I’ve been a big fan of the Wisconsin Union Directorate’s Film Committee’s programming over the last few years — they seem to fill the Union South Marquee Theatre with just the right mix of recent hits that will bring in the students and indie films that people might have missed during their brief theatrical runs, or didn’t play in Madison at all.
One thing I’ve really liked is WUD Film’s commitment to use their fall and spring film festivals to target specific kinds of films, and subtly try to make a point with those festivals. Last spring, when there were plenty of articles about how so few female directors get the chance in Hollywood to get behind the camera, WUD responded with the Directress Film Festival, made up entirely of films made by women.

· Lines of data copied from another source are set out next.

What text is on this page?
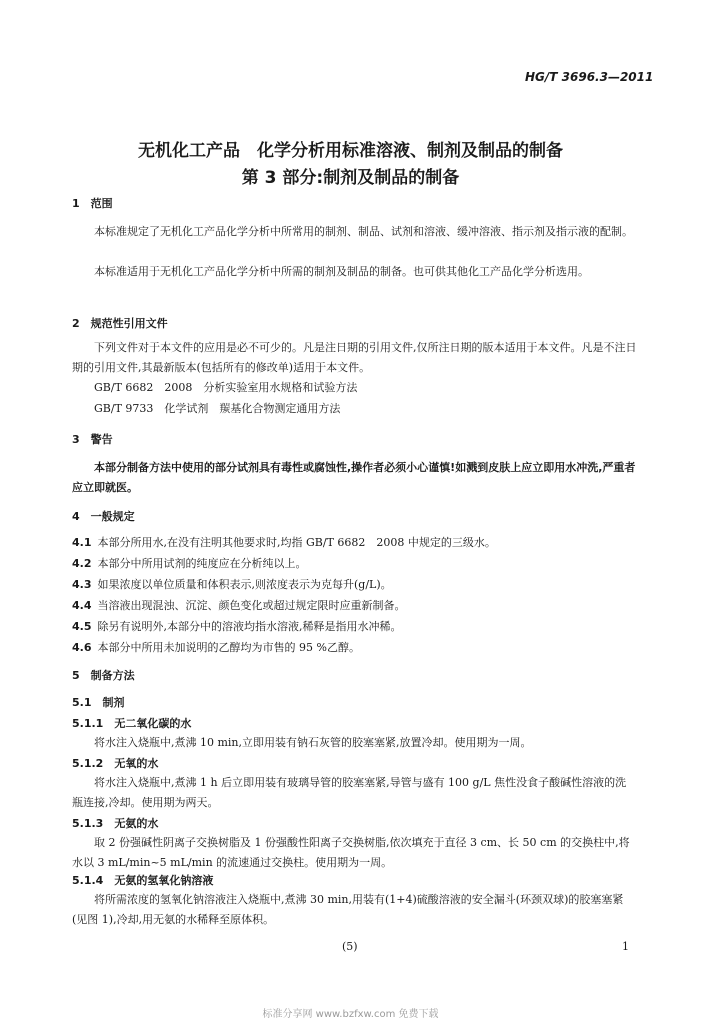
HG/T 3696.3—2011
无机化工产品　化学分析用标准溶液、制剂及制品的制备
第 3 部分:制剂及制品的制备
1　范围

本标准规定了无机化工产品化学分析中所常用的制剂、制品、试剂和溶液、缓冲溶液、指示剂及指示液的配制。

本标准适用于无机化工产品化学分析中所需的制剂及制品的制备。也可供其他化工产品化学分析选用。

2　规范性引用文件

下列文件对于本文件的应用是必不可少的。凡是注日期的引用文件,仅所注日期的版本适用于本文件。凡是不注日期的引用文件,其最新版本(包括所有的修改单)适用于本文件。

GB/T 6682　2008　分析实验室用水规格和试验方法
GB/T 9733　化学试剂　羰基化合物测定通用方法
3　警告

本部分制备方法中使用的部分试剂具有毒性或腐蚀性,操作者必须小心谨慎!如溅到皮肤上应立即用水冲洗,严重者应立即就医。

4　一般规定
4.1 本部分所用水,在没有注明其他要求时,均指 GB/T 6682　2008 中规定的三级水。
4.2 本部分中所用试剂的纯度应在分析纯以上。
4.3 如果浓度以单位质量和体积表示,则浓度表示为克每升(g/L)。
4.4 当溶液出现混浊、沉淀、颜色变化或超过规定限时应重新制备。
4.5 除另有说明外,本部分中的溶液均指水溶液,稀释是指用水冲稀。
4.6 本部分中所用未加说明的乙醇均为市售的 95 %乙醇。
5　制备方法
5.1　制剂
5.1.1　无二氧化碳的水

将水注入烧瓶中,煮沸 10 min,立即用装有钠石灰管的胶塞塞紧,放置冷却。使用期为一周。

5.1.2　无氧的水

将水注入烧瓶中,煮沸 1 h 后立即用装有玻璃导管的胶塞塞紧,导管与盛有 100 g/L 焦性没食子酸碱性溶液的洗瓶连接,冷却。使用期为两天。

5.1.3　无氨的水

取 2 份强碱性阴离子交换树脂及 1 份强酸性阳离子交换树脂,依次填充于直径 3 cm、长 50 cm 的交换柱中,将水以 3 mL/min~5 mL/min 的流速通过交换柱。使用期为一周。

5.1.4　无氨的氢氧化钠溶液

将所需浓度的氢氧化钠溶液注入烧瓶中,煮沸 30 min,用装有(1+4)硫酸溶液的安全漏斗(环颈双球)的胶塞塞紧(见图 1),冷却,用无氨的水稀释至原体积。

(5)	1
标准分享网 www.bzfxw.com 免费下载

WUD Film engages with the politics of the day even more directly this weekend. We’ve heard lots of angry rhetoric over the past year claiming that some immigrants pose a threat to America, and how certain groups don’t love America as much as others.

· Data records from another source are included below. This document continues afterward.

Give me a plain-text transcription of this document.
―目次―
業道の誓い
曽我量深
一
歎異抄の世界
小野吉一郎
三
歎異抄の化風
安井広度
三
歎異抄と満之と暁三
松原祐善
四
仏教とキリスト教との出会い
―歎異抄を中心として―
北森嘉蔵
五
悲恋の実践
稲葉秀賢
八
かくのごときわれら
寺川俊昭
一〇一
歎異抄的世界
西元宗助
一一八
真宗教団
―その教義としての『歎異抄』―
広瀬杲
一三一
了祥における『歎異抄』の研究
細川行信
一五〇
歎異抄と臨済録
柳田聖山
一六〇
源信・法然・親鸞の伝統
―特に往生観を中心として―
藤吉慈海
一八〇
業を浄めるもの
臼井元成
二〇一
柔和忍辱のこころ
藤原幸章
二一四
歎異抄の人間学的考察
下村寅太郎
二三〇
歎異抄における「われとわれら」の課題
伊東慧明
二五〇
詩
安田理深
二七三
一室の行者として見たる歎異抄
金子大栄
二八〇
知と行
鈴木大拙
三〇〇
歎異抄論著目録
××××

WUD is responding with the Hyphenated Americans Film Festival, 11 films from every corner of the American melting pot, screening for free Thursday through Sunday at the Union South Marquee Theatre, 1208 W. Dayton St.. Film is a powerful way to get inside the life of someone different than you and empathize with them, and this weekend’s film festival features a mix of diverse communities and diverse kinds of films.

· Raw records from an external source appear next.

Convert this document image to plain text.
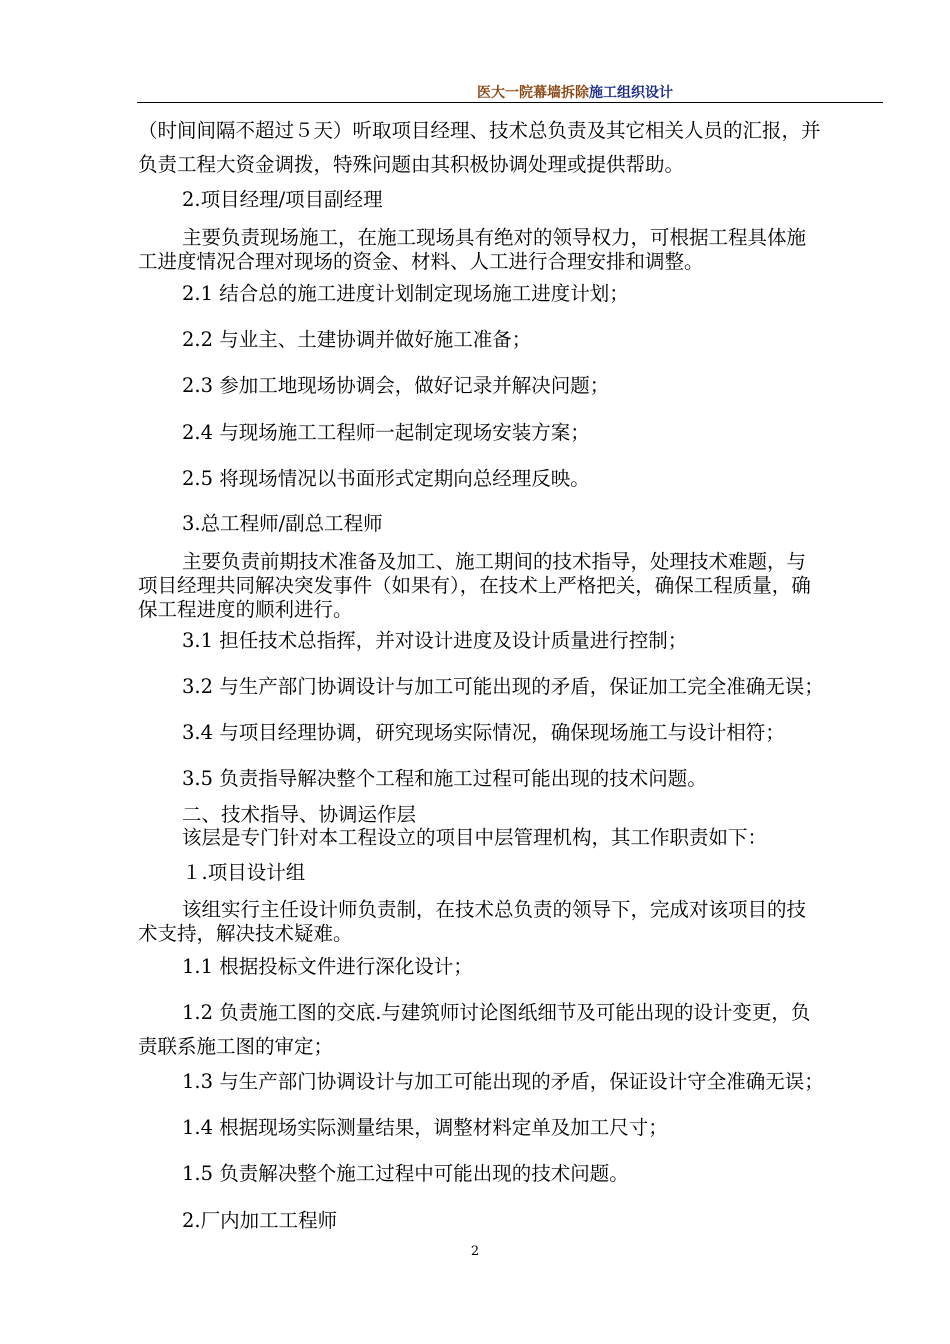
医大一院幕墙拆除施工组织设计
（时间间隔不超过５天）听取项目经理、技术总负责及其它相关人员的汇报，并
负责工程大资金调拨，特殊问题由其积极协调处理或提供帮助。
2.项目经理/项目副经理
主要负责现场施工，在施工现场具有绝对的领导权力，可根据工程具体施
工进度情况合理对现场的资金、材料、人工进行合理安排和调整。
2.1 结合总的施工进度计划制定现场施工进度计划；
2.2 与业主、土建协调并做好施工准备；
2.3 参加工地现场协调会，做好记录并解决问题；
2.4 与现场施工工程师一起制定现场安装方案；
2.5 将现场情况以书面形式定期向总经理反映。
3.总工程师/副总工程师
主要负责前期技术准备及加工、施工期间的技术指导，处理技术难题，与
项目经理共同解决突发事件（如果有），在技术上严格把关，确保工程质量，确
保工程进度的顺利进行。
3.1 担任技术总指挥，并对设计进度及设计质量进行控制；
3.2 与生产部门协调设计与加工可能出现的矛盾，保证加工完全准确无误；
3.4 与项目经理协调，研究现场实际情况，确保现场施工与设计相符；
3.5 负责指导解决整个工程和施工过程可能出现的技术问题。
二、技术指导、协调运作层
该层是专门针对本工程设立的项目中层管理机构，其工作职责如下：
１.项目设计组
该组实行主任设计师负责制，在技术总负责的领导下，完成对该项目的技
术支持，解决技术疑难。
1.1 根据投标文件进行深化设计；
1.2 负责施工图的交底.与建筑师讨论图纸细节及可能出现的设计变更，负
责联系施工图的审定；
1.3 与生产部门协调设计与加工可能出现的矛盾，保证设计守全准确无误；
1.4 根据现场实际测量结果，调整材料定单及加工尺寸；
1.5 负责解决整个施工过程中可能出现的技术问题。
2.厂内加工工程师
2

So I’m planning to do a day-by-day rundown of the films playing in the festival, adding links to previous reviews I’ve written about the films, and even including a couple of new reviews. It’s a festival that’s well worth getting out and supporting.
Thursday, 7 p.m. — “Rumble: The Indians that Rocked the World” — My full review is here. This high-energy documentary looks at how Native Americans provided vital contributions to the growth of rock ‘n’ roll that have often gone overlooked. But where would we be today without guitarist Link Wray, The Band’s Robbie Robertson, or a guitarist of partly Cherokee descent by the name of Jimi Hendrix?
9:30 p.m. — “To Be Takei” — George Takei will be forever known for playing Lt. Sulu on the original “Star Trek,” but late in life he has become an ardent activist for gay rights as well as shining a light on Japanese-American internment during World War II (his family was detained when he was a child). This engaging documentary looks at Takei’s long and eventful life.